Chicken Run (2000)

On the surface, a hilarious adventure with plenty of eggs-cellent puns (“Ah, chute!”), clever action, and the perfect pairing of easy-to-hate villains and a charming flock of heroes (with a great no-chickenshit lead: “It’s Ginger.”). At its core though, it’s a dramatic prison break film, capturing despair, suspense, and hope with surprising potency (see the early failed-attempt montage; the pre-climax one adeptly mixing inspiration, humour, and growing tension; the devastating poster reveal).

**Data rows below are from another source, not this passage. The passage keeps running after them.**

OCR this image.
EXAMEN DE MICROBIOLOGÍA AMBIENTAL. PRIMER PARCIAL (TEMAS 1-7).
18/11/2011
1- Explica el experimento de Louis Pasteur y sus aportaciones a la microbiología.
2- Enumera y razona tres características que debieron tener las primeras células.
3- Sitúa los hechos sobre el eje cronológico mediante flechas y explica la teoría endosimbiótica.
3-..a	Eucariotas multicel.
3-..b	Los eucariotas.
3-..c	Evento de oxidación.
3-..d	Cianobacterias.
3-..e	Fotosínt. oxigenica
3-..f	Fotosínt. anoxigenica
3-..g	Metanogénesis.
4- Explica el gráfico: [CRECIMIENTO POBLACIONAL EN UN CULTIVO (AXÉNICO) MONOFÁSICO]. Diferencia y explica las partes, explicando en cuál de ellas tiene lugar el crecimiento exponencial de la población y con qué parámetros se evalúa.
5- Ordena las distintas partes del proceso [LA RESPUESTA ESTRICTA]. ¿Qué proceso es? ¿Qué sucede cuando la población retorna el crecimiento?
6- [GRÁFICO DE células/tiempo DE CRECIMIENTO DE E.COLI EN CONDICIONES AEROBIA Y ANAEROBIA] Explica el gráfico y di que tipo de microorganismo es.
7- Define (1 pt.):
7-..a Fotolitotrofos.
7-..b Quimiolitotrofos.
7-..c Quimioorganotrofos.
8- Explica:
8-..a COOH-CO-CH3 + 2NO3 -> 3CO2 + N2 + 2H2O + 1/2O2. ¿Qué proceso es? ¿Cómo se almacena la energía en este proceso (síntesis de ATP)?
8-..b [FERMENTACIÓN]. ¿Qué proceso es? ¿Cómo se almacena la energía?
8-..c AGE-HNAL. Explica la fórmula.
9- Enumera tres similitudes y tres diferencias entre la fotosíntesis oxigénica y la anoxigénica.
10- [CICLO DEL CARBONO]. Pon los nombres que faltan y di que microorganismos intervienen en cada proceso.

Mad Max Beyond Thunderdome (1985)


After being exiled from the most advanced town in post apocalyptic Australia, a drifter travels with a group of abandoned children to rebel against the town’s queen. (IMDb)
It’s a little hard to get past some of the 80s cheese (Oh hey Tina Turner), especially in the odd first half in Bartertown–an outpost filled with pigs, weird chanted laws (“Break a deal, you get the wheel!”), and the underwhelming Thunderdome–but once Max gets back out in the desert and has his hideous locks chopped off, things get a bit better, as he leads a group of wilderness children to rescue some slaves from the aforementioned town, which culminates in another exciting car chase.
6/10 (Mediocre)

The Road Warrior (1981)


In the post-apocalyptic Australian wasteland, a cynical drifter agrees to help a small, gasoline rich, community escape a band of bandits. (IMDb)
Loses the awkward dialogue and meandering plot of the original to focus on the action and the atmosphere: The car chases are elaborate and explosive, with a bevy of wild-looking vehicles and drivers to match, providing some flavour for the desolate desert landscape and together concocting a creative take on the post-apocalyptic world. Spence’s gawky gyro captain and Minty’s feral kid, meanwhile, provide a couple of other memorable characters that nicely compliment Gibson’s serious lone ranger.
7/10 (Good)

Mad Max (1979)


In a self-destructing world, a vengeful Australian policeman sets out to stop a violent motorcycle gang. (IMDb)
The pivotal event and its tense build up should have started the film and made the most of its resulting revenge plot; instead, we get a meandering story without a protagonist for half of it, featuring mostly bland car chases and a painfully cheesy main villain (although his gang of psychopathic motorcycle riders is admittedly terrifying). Gibson looks good but he’s a little awkward too, delivering some pretty bad lines (“Peanut butter and honey”; “He always kept ’em reaaaaal shiny”).